JavaScript中心のサイト、特にSPA(シングルページアプリケーション)を運営している方に朗報です。
Google Chromeは、これまで正確に測定できなかったCore Web Vitals(CWV)を、ソフトナビゲーションにも対応して正しく評価できる新API「Soft Navigations API」の試験運用を開始しました。これにより、LighthouseやCrUXなどで正確なUX評価が難しかったReact、Vue、Angular製のサイトでも、実際のユーザー体験が数値として可視化されるようになります。
SEOやパフォーマンス改善に携わる開発者にとって、このアップデートは見逃せないものとなりそうです。
以下は「Chrome Trial Aims To Fix Core Web Vitals For JavaScript-Heavy Sites」の内容をもとにした日本語のまとめ記事です:

Table of Contents
【速報】Google ChromeがSPA対応のCore Web Vitals計測APIを試験運用開始!SEOにどう影響する?
Googleは、JavaScript中心のシングルページアプリケーション(SPA)におけるCore Web Vitals(CWV)の計測精度を向上させる新APIの試験運用を、Chrome 139から開始しました。従来、SPA特有の「ソフトナビゲーション」は従来のパフォーマンス計測では見逃されがちでしたが、この新APIにより改善が期待されます。
🔍 SPAとCore Web Vitalsの問題点とは?
SPAでは、ページ全体をリロードせずにコンテンツが切り替わるため、GoogleやLighthouseが測定する「ナビゲーションイベント」が発生しないケースが多発。その結果、以下のような問題が生じていました:
- 実際のUXに基づくCWV指標(LCP、CLS、INPなど)が取得されない
- SEO評価やパフォーマンス監視にギャップが生まれる
🧪 Chrome 139の新API「Soft Navigations API」とは?

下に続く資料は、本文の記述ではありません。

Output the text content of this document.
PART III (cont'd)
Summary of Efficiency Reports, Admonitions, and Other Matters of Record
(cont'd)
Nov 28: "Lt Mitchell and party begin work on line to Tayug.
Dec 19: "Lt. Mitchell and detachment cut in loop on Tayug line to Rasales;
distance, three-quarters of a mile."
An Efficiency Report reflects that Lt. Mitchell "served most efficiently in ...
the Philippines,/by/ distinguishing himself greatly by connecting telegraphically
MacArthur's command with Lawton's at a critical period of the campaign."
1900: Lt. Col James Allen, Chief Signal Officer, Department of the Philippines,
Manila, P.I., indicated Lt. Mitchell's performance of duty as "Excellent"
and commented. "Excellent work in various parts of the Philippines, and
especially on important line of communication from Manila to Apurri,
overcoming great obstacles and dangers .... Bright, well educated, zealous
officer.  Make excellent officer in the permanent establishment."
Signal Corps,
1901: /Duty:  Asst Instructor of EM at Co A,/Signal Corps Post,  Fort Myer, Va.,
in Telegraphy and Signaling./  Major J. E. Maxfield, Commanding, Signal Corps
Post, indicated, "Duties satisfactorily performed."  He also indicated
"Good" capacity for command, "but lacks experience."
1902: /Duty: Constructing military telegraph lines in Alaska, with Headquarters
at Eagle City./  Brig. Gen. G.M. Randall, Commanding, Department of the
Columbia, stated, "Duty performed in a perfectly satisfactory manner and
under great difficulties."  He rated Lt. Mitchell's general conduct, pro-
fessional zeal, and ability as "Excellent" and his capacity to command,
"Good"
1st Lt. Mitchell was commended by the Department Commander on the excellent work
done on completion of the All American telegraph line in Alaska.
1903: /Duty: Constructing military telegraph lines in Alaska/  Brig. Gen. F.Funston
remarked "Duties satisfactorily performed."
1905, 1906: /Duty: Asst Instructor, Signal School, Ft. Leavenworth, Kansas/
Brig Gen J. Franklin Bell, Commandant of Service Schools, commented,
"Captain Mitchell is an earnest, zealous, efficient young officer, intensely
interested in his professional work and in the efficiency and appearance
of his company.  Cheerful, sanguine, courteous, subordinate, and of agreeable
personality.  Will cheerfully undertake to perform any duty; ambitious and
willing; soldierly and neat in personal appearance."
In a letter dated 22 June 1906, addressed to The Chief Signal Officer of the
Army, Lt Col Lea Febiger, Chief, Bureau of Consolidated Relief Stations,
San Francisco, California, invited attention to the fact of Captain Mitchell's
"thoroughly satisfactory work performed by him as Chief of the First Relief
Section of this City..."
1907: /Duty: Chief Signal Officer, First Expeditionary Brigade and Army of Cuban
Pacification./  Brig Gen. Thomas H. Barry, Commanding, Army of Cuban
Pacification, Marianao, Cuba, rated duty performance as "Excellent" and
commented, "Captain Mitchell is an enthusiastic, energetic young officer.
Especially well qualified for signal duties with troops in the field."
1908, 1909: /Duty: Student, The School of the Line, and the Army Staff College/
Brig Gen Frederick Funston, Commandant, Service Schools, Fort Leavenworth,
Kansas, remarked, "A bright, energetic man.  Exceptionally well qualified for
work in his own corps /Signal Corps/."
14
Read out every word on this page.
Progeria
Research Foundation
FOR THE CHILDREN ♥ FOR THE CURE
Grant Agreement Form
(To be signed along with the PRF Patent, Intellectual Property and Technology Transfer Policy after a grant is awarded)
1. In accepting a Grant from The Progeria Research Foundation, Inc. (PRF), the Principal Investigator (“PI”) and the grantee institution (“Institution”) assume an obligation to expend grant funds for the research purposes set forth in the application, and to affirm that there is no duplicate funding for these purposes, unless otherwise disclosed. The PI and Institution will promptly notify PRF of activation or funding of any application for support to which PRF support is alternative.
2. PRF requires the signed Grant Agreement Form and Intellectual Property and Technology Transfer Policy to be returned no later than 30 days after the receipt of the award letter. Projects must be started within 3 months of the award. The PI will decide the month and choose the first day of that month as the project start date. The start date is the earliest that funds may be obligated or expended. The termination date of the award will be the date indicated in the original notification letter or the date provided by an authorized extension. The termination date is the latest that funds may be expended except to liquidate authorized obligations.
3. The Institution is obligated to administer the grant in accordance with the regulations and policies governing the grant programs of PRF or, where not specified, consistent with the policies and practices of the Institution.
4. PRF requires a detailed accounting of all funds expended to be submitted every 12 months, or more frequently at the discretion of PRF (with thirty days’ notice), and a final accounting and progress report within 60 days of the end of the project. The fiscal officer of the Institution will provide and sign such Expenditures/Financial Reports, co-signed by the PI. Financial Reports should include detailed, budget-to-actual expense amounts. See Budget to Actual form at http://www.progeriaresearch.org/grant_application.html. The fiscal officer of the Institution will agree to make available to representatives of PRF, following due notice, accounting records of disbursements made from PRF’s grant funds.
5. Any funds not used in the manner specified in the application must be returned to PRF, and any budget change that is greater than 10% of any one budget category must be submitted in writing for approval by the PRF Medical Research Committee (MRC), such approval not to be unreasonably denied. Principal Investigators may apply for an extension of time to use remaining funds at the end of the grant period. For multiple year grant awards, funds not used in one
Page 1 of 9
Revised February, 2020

この試験的APIは、ソフトナビゲーション(JavaScriptによる画面遷移)を検出し、正式なナビゲーションイベントとして扱うものです。
✅ 検出基準の例:
- ユーザーがリンクをクリック
- URLが変化
- DOM(ページ内容)が変化して再描画が発生
✅ 新たに追加された指標・機能:
- interaction-contentful-paint:ソフトナビゲーション後のLCP測定に対応
- navigationId:URL変更後の各ナビゲーションごとに指標を紐づけ可能に
- CLSやINPなどもソフトナビゲーション対応へ拡張
🛠 実際に試すには?
以下の2通りでテスト可能:
- ローカル設定:
chrome://flags/#soft-navigation-heuristicsを有効化 - オリジントライアル:
metaタグやHTTPヘッダーでトークンを埋め込む
※Chromeチームは**”Advanced Paint Attribution”**のフラグも同時に有効にすることを推奨しています。
⚠ 注意点と今後の展望:
- このAPIはまだ実験段階。正式指標としてCrUX等に反映されるには継続検証が必要
- 古いChromeや他ブラウザでは非対応の可能性あり
- 使用中のRUMツール(リアルユーザーモニタリング)が新指標に未対応な場合も
📌 まとめ:SPA開発者・SEO担当者は今すぐ注目!
| ポイント | 内容 |
|---|---|
| ✅ なにが新しい? | ソフトナビゲーションをCWVとして正式に計測できるAPIが登場 |
| ✅ なぜ重要? | React, Vue, AngularなどのSPAでのSEO・UX評価がようやく精度向上 |
| ✅ 今すぐできること | Chrome 139でテスト環境を構築して自サイトで挙動を確認 |
SEOとユーザー体験の評価を正しく行いたいWeb担当者・開発者にとっては見逃せない新機能です。
SPAで構築されたサイトを運営している方は、ぜひこのオリジントライアルに参加し、今後のSEO対策に役立ててください!